7. Assemble the graph¶
7. 组装图表 ¶
- Start with a
generate_query_or_respond
and determine if we need to callretriever_tool
从generate_query_or_respond
开始,并确定是否需要调用retriever_tool
- Route to next step using
tools_condition
:
使用tools_condition
路由到下一步:- If
generate_query_or_respond
returnedtool_calls
, callretriever_tool
to retrieve context
如果generate_query_or_respond
返回tool_calls
,则调用retriever_tool
以检索上下文 - Otherwise, respond directly to the user
否则,请直接响应用户
- If
- Grade retrieved document content for relevance to the question (
grade_documents
) and route to next step:
对检索到的文档内容进行评分以使其与问题相关 (grade_documents
) 并转到下一步:- If not relevant, rewrite the question using
rewrite_question
and then callgenerate_query_or_respond
again
如果不相关,请使用rewrite_question
重写问题,然后再次致电generate_query_or_respond
- If relevant, proceed to
generate_answer
and generate final response using theToolMessage
with the retrieved document context
如果相关,请继续generate_answer
并使用ToolMessage
和检索到的文档上下文生成最终响应
- If not relevant, rewrite the question using
API Reference: StateGraph | START | END | ToolNode | tools_condition
API 参考: StateGraph |开始 |完 |工具节点 |tools_condition
from langgraph.graph import StateGraph, START, END
from langgraph.prebuilt import ToolNode
from langgraph.prebuilt import tools_condition
workflow = StateGraph(MessagesState)
# Define the nodes we will cycle between
workflow.add_node(generate_query_or_respond)

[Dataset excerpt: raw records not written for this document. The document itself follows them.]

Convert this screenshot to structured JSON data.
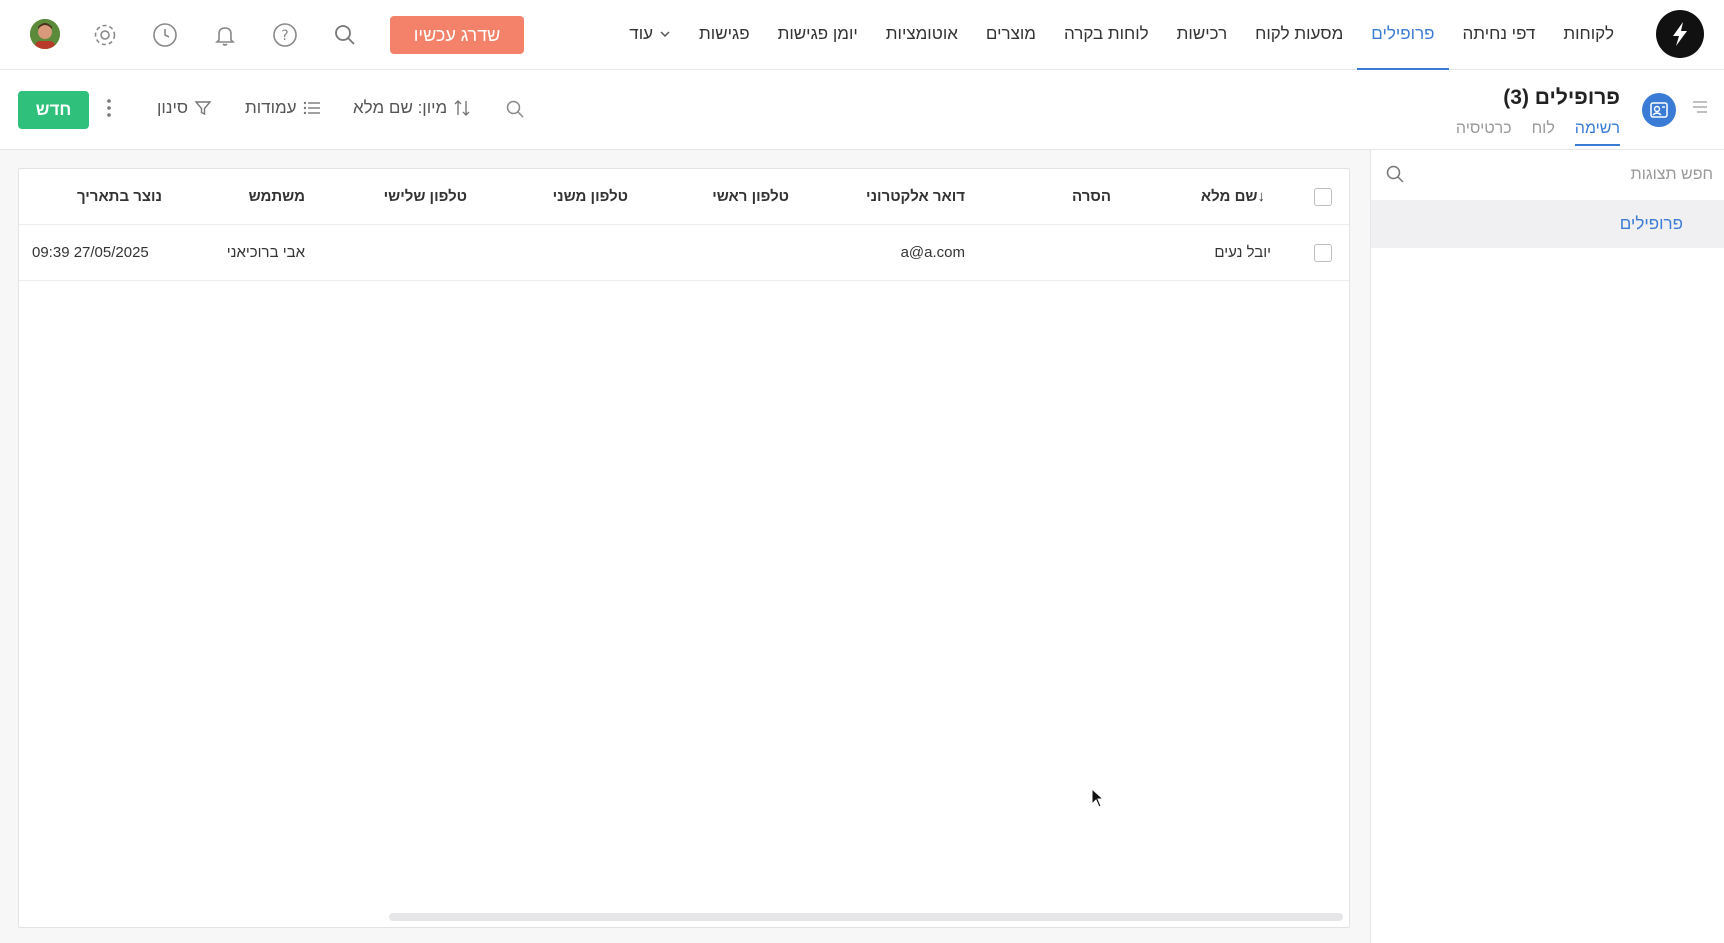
{
  "nav": {
    "items": [
      {
        "label": "לקוחות",
        "active": false
      },
      {
        "label": "דפי נחיתה",
        "active": false
      },
      {
        "label": "פרופילים",
        "active": true
      },
      {
        "label": "מסעות לקוח",
        "active": false
      },
      {
        "label": "רכישות",
        "active": false
      },
      {
        "label": "לוחות בקרה",
        "active": false
      },
      {
        "label": "מוצרים",
        "active": false
      },
      {
        "label": "אוטומציות",
        "active": false
      },
      {
        "label": "יומן פגישות",
        "active": false
      },
      {
        "label": "פגישות",
        "active": false
      }
    ],
    "more_label": "עוד",
    "upgrade_label": "שדרג עכשיו",
    "accent": "#3a7bd5",
    "upgrade_color": "#f4826a"
  },
  "header": {
    "title": "פרופילים (3)",
    "tabs": [
      {
        "label": "רשימה",
        "active": true
      },
      {
        "label": "לוח",
        "active": false
      },
      {
        "label": "כרטיסיה",
        "active": false
      }
    ]
  },
  "toolbar": {
    "new_label": "חדש",
    "filter_label": "סינון",
    "columns_label": "עמודות",
    "sort_label": "מיון: שם מלא",
    "new_color": "#2fc07b"
  },
  "sidebar": {
    "search_placeholder": "חפש תצוגות",
    "items": [
      {
        "label": "פרופילים"
      }
    ]
  },
  "table": {
    "columns": [
      "שם מלא",
      "הסרה",
      "דואר אלקטרוני",
      "טלפון ראשי",
      "טלפון משני",
      "טלפון שלישי",
      "משתמש",
      "נוצר בתאריך"
    ],
    "sort_indicator": "↓",
    "rows": [
      {
        "name": "יובל נעים",
        "removal": "",
        "email": "a@a.com",
        "phone1": "",
        "phone2": "",
        "phone3": "",
        "user": "אבי ברוכיאני",
        "created": "09:39 27/05/2025"
      }
    ]
  }
}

workflow.add_node("retrieve", ToolNode([retriever_tool]))
workflow.add_node(rewrite_question)
workflow.add_node(generate_answer)
workflow.add_edge(START, "generate_query_or_respond")
# Decide whether to retrieve
workflow.add_conditional_edges(
"generate_query_or_respond",
# Assess LLM decision (call `retriever_tool` tool or respond to the user)
tools_condition,
{
# Translate the condition outputs to nodes in our graph
"tools": "retrieve",
END: END,
},
)
# Edges taken after the `action` node is called.

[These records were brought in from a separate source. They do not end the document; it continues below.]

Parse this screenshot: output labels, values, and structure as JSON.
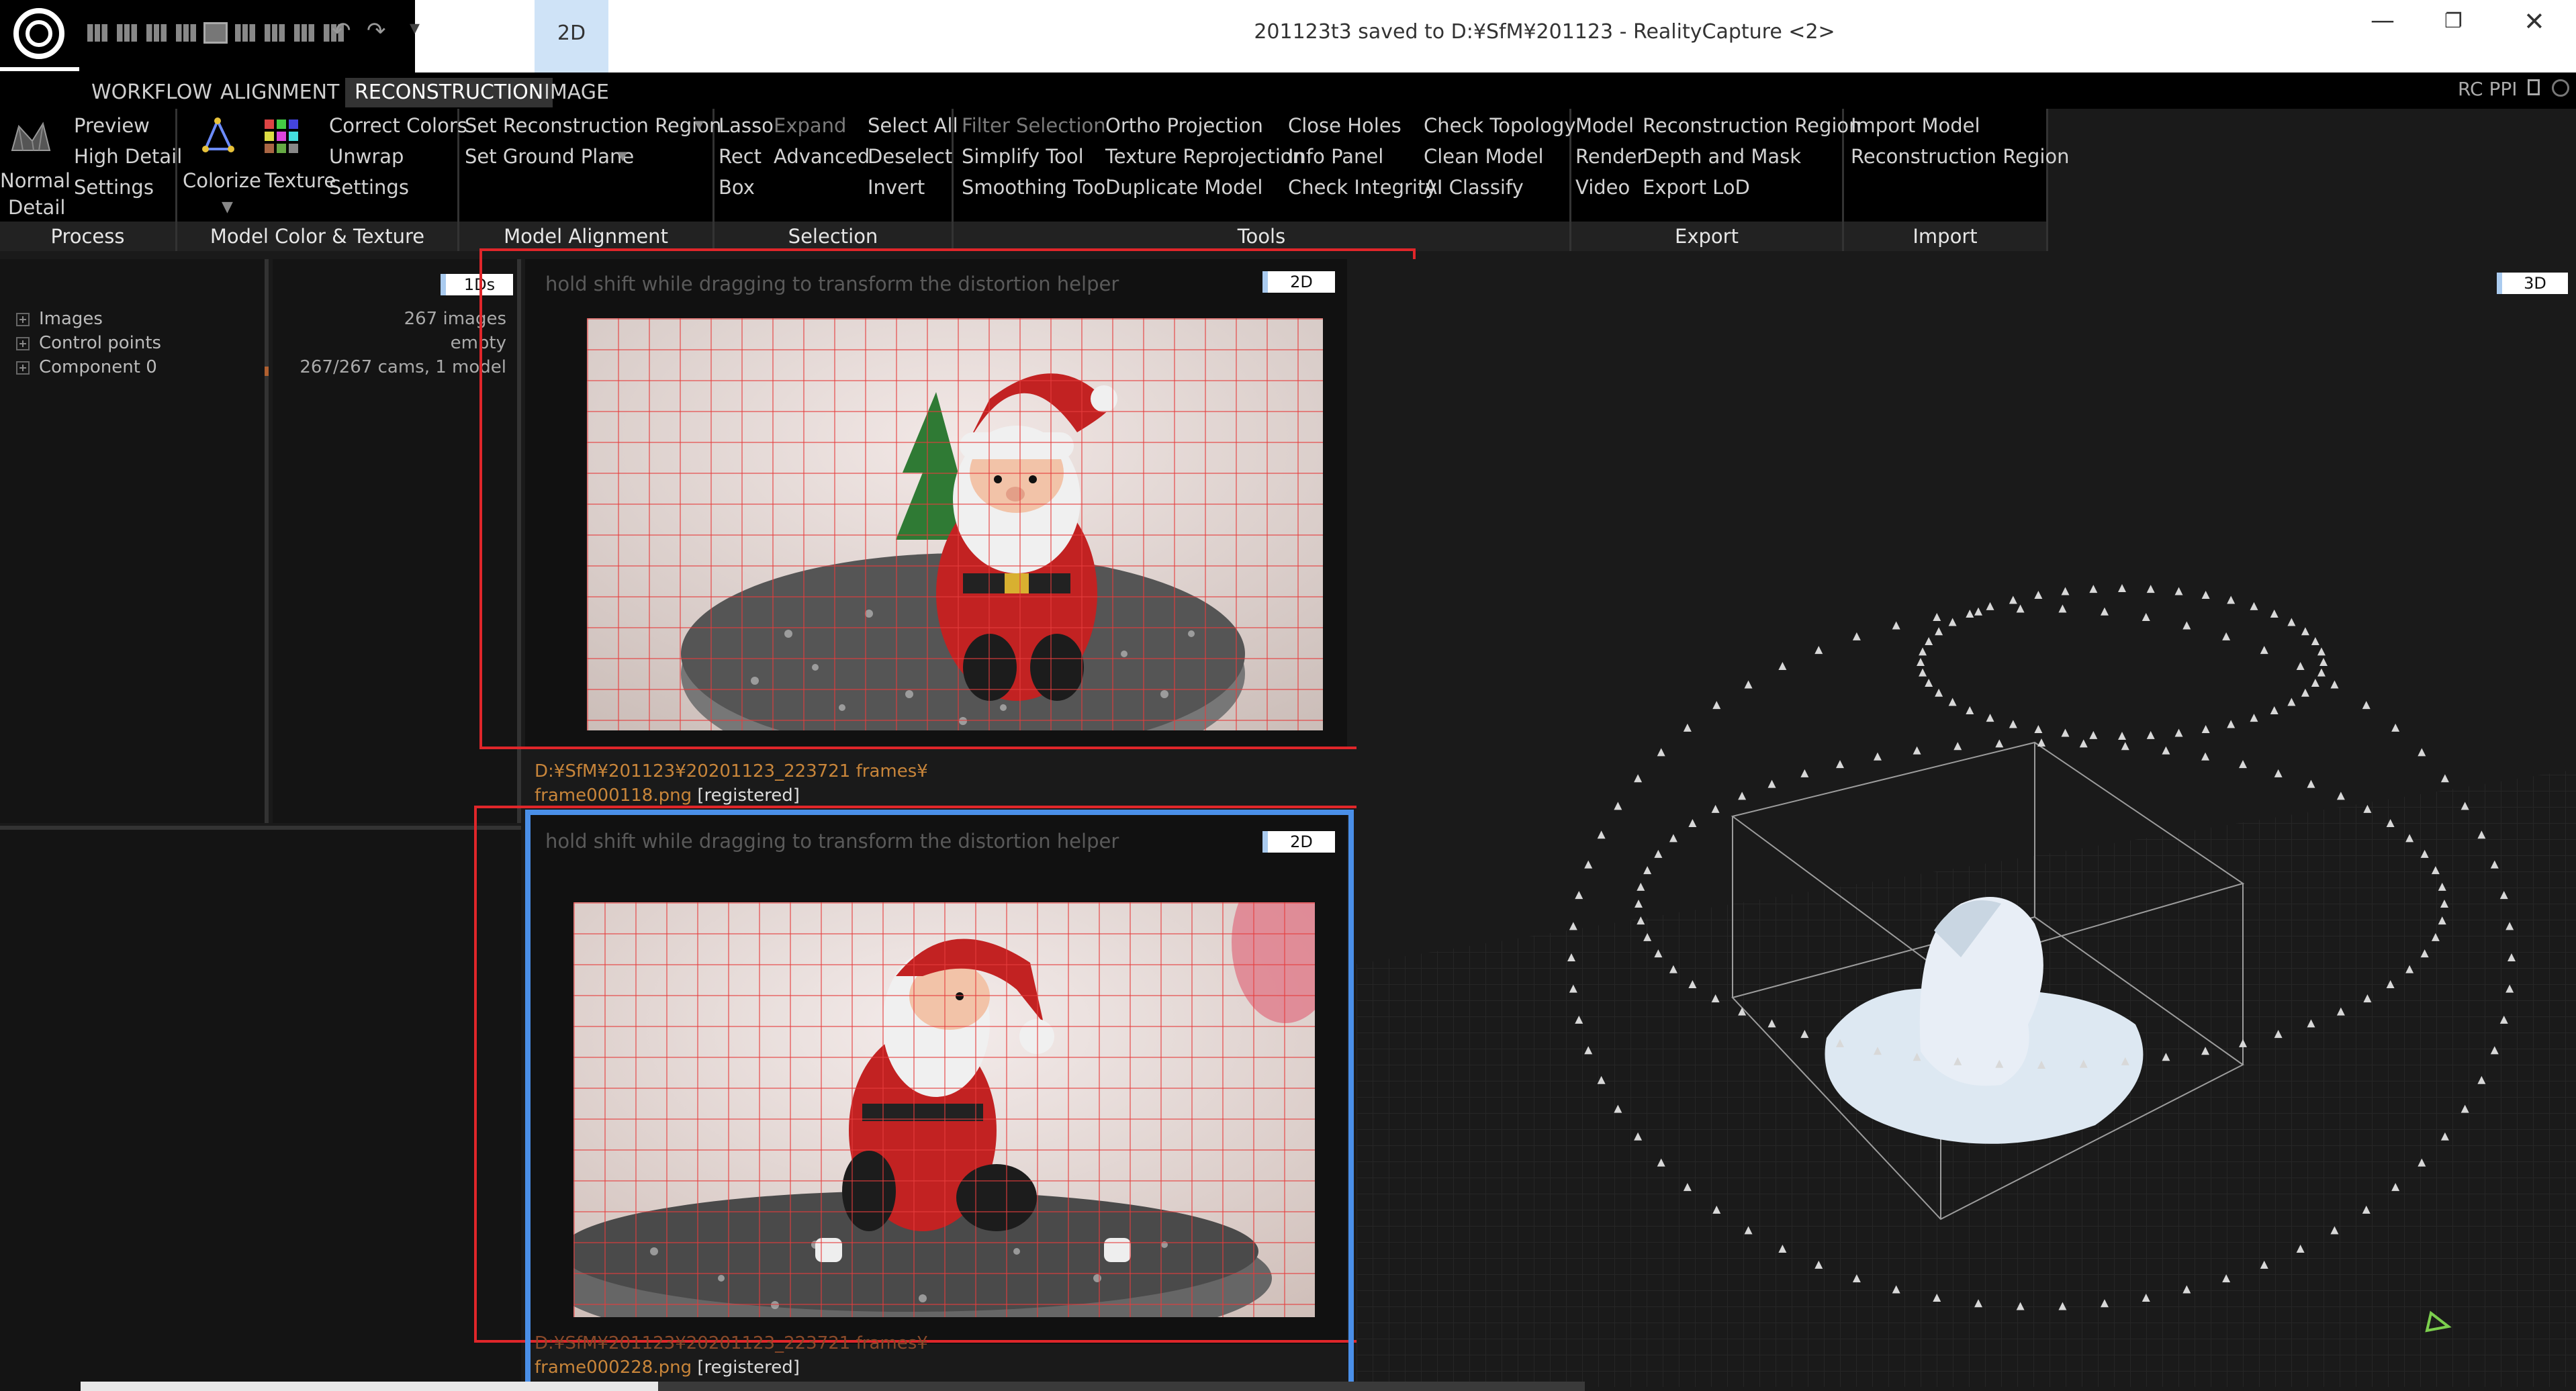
{
  "window": {
    "title": "201123t3 saved to D:¥SfM¥201123 - RealityCapture <2>",
    "top_tab": "2D",
    "minimize": "—",
    "maximize": "❐",
    "close": "✕"
  },
  "menu": {
    "tabs": [
      "WORKFLOW",
      "ALIGNMENT",
      "RECONSTRUCTION",
      "IMAGE"
    ],
    "active": "RECONSTRUCTION",
    "right_label": "RC PPI"
  },
  "ribbon": {
    "process": {
      "footer": "Process",
      "normal_detail": [
        "Normal",
        "Detail"
      ],
      "items": [
        "Preview",
        "High Detail",
        "Settings"
      ]
    },
    "color_texture": {
      "footer": "Model Color & Texture",
      "colorize": "Colorize",
      "texture": "Texture",
      "items": [
        "Correct Colors",
        "Unwrap",
        "Settings"
      ]
    },
    "alignment": {
      "footer": "Model Alignment",
      "items": [
        "Set Reconstruction Region",
        "Set Ground Plane"
      ]
    },
    "selection": {
      "footer": "Selection",
      "col1": [
        "Lasso",
        "Rect",
        "Box"
      ],
      "col2": [
        "Expand",
        "Advanced"
      ],
      "col3": [
        "Select All",
        "Deselect",
        "Invert"
      ]
    },
    "tools": {
      "footer": "Tools",
      "col1": [
        "Filter Selection",
        "Simplify Tool",
        "Smoothing Tool"
      ],
      "col2": [
        "Ortho Projection",
        "Texture Reprojection",
        "Duplicate Model"
      ],
      "col3": [
        "Close Holes",
        "Info Panel",
        "Check Integrity"
      ],
      "col4": [
        "Check Topology",
        "Clean Model",
        "AI Classify"
      ]
    },
    "export": {
      "footer": "Export",
      "col1": [
        "Model",
        "Render",
        "Video"
      ],
      "col2": [
        "Reconstruction Region",
        "Depth and Mask",
        "Export LoD"
      ]
    },
    "import": {
      "footer": "Import",
      "items": [
        "Import Model",
        "Reconstruction Region"
      ]
    }
  },
  "tree": {
    "items": [
      "Images",
      "Control points",
      "Component 0"
    ]
  },
  "info": {
    "badge": "1Ds",
    "values": [
      "267 images",
      "empty",
      "267/267 cams, 1 model"
    ]
  },
  "viewer_top": {
    "hint": "hold shift while dragging to transform the distortion helper",
    "badge": "2D",
    "path": "D:¥SfM¥201123¥20201123_223721 frames¥",
    "file": "frame000118.png",
    "status": "[registered]"
  },
  "viewer_bottom": {
    "hint": "hold shift while dragging to transform the distortion helper",
    "badge": "2D",
    "path": "D:¥SfM¥201123¥20201123_223721 frames¥",
    "file": "frame000228.png",
    "status": "[registered]"
  },
  "view3d": {
    "badge": "3D"
  },
  "colors": {
    "accent_blue": "#4a8fe8",
    "highlight_red": "#e0262a",
    "path_orange": "#c8853a"
  }
}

workflow.add_conditional_edges(
"retrieve",
# Assess agent decision
grade_documents,
)
workflow.add_edge("generate_answer", END)
workflow.add_edge("rewrite_question", "generate_query_or_respond")
# Compile
graph = workflow.compile()
Visualize the graph: 可视化图表:
8. Run the agentic RAG¶
8. 运行代理 RAG¶
for chunk in graph.stream(
{
"messages": [
{
"role": "user",
"content": "What does Lilian Weng say about types of reward hacking?",
}
]
}
):
for node, update in chunk.items():
print("Update from node", node)
update["messages"][-1].pretty_print()
print("\n\n")
Output: 输出:
Update from node generate_query_or_respond
================================== Ai Message ==================================
Tool Calls:
retrieve_blog_posts (call_NYu2vq4km9nNNEFqJwefWKu1)
Call ID: call_NYu2vq4km9nNNEFqJwefWKu1
Args:
query: types of reward hacking
Update from node retrieve
================================= Tool Message ==================================
Name: retrieve_blog_posts
(Note: Some work defines reward tampering as a distinct category of misalignment behavior from reward hacking. But I consider reward hacking as a broader concept here.)
At a high level, reward hacking can be categorized into two types: environment or goal misspecification, and reward tampering.
Why does Reward Hacking Exist?#
Pan et al. (2022) investigated reward hacking as a function of agent capabilities, including (1) model size, (2) action space resolution, (3) observation space noise, and (4) training time. They also proposed a taxonomy of three types of misspecified proxy rewards:
Let's Define Reward Hacking#
Reward shaping in RL is challenging. Reward hacking occurs when an RL agent exploits flaws or ambiguities in the reward function to obtain high rewards without genuinely learning the intended behaviors or completing the task as designed. In recent years, several related concepts have been proposed, all referring to some form of reward hacking:
Update from node generate_answer
================================== Ai Message ==================================
Lilian Weng categorizes reward hacking into two types: environment or goal misspecification, and reward tampering. She considers reward hacking as a broad concept that includes both of these categories. Reward hacking occurs when an agent exploits flaws or ambiguities in the reward function to achieve high rewards without performing the intended behaviors.